En el contenido de la biografía, Alice Kaplan plasmó seis etapas muy diferenciadas en la conducta de Juan. En la primera, sus muestras de afecto buscaban equiparar lo que le daban, como una reacción instintiva de rechazo al dolor a través de retomar el equilibrio. Al entrar en la pubertad, regalaba cuando le tocaba recibir, procurándose únicamente placer. Posteriormente, cuando eso no le fue suficiente, se esmeró en la calidad de los presentes; no por el precio o la complejidad, sino por alcanzar la agudeza necesaria para atinar con el objeto más deseado por el otro. Insatisfecho nuevamente, meditó un largo periodo hasta que se culpó por haber sido un ingenuo, por haberle dado tanta importancia a lo que simplemente era un medio para conseguir algo más sublime; así que pasó de los objetos a las emociones, como la que le brindó a su padre: le hizo creer que unos arqueólogos habían encontrado el arca de Noé, apoyándose en el ejemplar de un periódico que él había mandado a imprimir expresamente. El hombre vivió con esa verdad y el recorte del artículo como fuente de felicidad. Y precisamente esa experiencia le aclaró la diferencia entre un sentimiento efímero y uno vital, duradero. En la quinta etapa, Biblia bajo el brazo, Oldar caminó durante casi una década regalando esperanza.

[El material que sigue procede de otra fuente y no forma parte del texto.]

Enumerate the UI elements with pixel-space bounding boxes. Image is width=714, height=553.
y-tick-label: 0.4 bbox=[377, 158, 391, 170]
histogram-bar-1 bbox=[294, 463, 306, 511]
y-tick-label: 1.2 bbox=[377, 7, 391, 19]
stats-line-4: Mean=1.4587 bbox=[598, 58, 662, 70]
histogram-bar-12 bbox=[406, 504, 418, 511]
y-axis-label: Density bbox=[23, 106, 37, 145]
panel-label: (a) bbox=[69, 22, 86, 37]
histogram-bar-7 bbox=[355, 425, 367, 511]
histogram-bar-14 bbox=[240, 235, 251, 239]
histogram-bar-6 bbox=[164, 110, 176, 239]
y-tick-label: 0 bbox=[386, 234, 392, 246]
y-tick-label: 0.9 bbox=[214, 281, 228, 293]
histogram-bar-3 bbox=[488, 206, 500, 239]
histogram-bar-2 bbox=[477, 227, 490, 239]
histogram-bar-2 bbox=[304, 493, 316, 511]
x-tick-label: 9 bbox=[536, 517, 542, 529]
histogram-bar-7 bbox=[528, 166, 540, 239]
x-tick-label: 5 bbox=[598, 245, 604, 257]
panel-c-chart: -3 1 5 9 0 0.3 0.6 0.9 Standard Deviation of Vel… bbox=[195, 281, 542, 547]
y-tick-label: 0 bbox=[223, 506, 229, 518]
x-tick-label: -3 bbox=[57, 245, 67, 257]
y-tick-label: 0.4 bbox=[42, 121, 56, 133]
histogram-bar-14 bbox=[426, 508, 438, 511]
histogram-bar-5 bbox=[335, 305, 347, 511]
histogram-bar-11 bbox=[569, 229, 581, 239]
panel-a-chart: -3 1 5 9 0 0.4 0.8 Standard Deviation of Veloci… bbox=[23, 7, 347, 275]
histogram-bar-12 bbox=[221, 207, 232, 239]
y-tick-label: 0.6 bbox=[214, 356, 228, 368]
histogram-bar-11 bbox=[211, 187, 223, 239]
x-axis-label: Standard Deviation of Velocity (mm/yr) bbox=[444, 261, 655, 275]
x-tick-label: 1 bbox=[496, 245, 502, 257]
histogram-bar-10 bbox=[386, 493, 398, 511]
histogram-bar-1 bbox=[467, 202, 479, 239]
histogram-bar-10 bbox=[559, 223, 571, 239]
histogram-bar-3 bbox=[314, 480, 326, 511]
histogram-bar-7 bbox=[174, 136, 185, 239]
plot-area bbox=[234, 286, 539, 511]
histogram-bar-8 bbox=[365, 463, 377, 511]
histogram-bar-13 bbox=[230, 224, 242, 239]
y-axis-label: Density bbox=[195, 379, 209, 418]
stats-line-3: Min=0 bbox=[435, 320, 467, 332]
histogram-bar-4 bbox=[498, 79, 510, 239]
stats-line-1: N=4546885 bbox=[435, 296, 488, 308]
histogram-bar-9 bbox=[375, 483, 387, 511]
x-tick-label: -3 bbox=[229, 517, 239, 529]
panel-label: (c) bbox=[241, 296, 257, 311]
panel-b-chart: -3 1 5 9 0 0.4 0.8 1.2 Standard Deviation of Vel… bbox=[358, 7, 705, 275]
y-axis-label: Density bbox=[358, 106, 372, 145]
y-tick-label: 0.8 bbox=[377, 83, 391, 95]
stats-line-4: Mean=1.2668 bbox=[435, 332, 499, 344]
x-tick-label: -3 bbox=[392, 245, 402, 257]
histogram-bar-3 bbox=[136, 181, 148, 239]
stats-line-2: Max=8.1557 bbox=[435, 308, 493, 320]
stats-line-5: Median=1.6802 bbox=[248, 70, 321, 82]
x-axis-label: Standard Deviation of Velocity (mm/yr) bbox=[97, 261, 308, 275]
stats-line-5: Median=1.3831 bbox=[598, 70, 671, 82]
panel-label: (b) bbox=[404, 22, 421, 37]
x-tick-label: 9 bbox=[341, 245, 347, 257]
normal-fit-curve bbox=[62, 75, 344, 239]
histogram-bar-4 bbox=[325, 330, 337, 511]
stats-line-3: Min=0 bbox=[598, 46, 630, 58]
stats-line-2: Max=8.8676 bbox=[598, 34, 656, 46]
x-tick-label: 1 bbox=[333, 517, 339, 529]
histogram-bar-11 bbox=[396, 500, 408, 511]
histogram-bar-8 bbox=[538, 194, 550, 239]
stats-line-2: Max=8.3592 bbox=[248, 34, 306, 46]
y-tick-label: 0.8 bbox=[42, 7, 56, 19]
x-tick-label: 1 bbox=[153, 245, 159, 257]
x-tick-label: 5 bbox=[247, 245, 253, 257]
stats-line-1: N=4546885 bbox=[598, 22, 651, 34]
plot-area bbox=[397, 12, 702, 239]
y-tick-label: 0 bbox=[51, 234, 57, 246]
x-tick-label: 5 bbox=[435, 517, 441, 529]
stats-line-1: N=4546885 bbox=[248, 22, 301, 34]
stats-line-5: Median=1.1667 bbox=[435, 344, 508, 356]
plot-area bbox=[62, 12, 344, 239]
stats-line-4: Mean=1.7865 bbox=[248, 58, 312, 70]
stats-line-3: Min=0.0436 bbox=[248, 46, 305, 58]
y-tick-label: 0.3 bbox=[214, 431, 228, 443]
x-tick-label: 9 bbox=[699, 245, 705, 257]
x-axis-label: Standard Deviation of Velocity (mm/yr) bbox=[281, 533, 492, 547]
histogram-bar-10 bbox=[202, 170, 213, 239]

En el tramo final de su recorrido, las mujeres, poco a poco, fueron captando su interés, hasta despertar en él un deseo incontrolable por poseer un vientre, al igual que ellas, pero su cuerpo, su ahora despreciable cuerpo, era incapaz de dar el regalo más preciado, y el no poder engendrar vida le devolvió la angustia que experimentó en su infancia: el mundo le había dado algo que era incapaz de retribuir.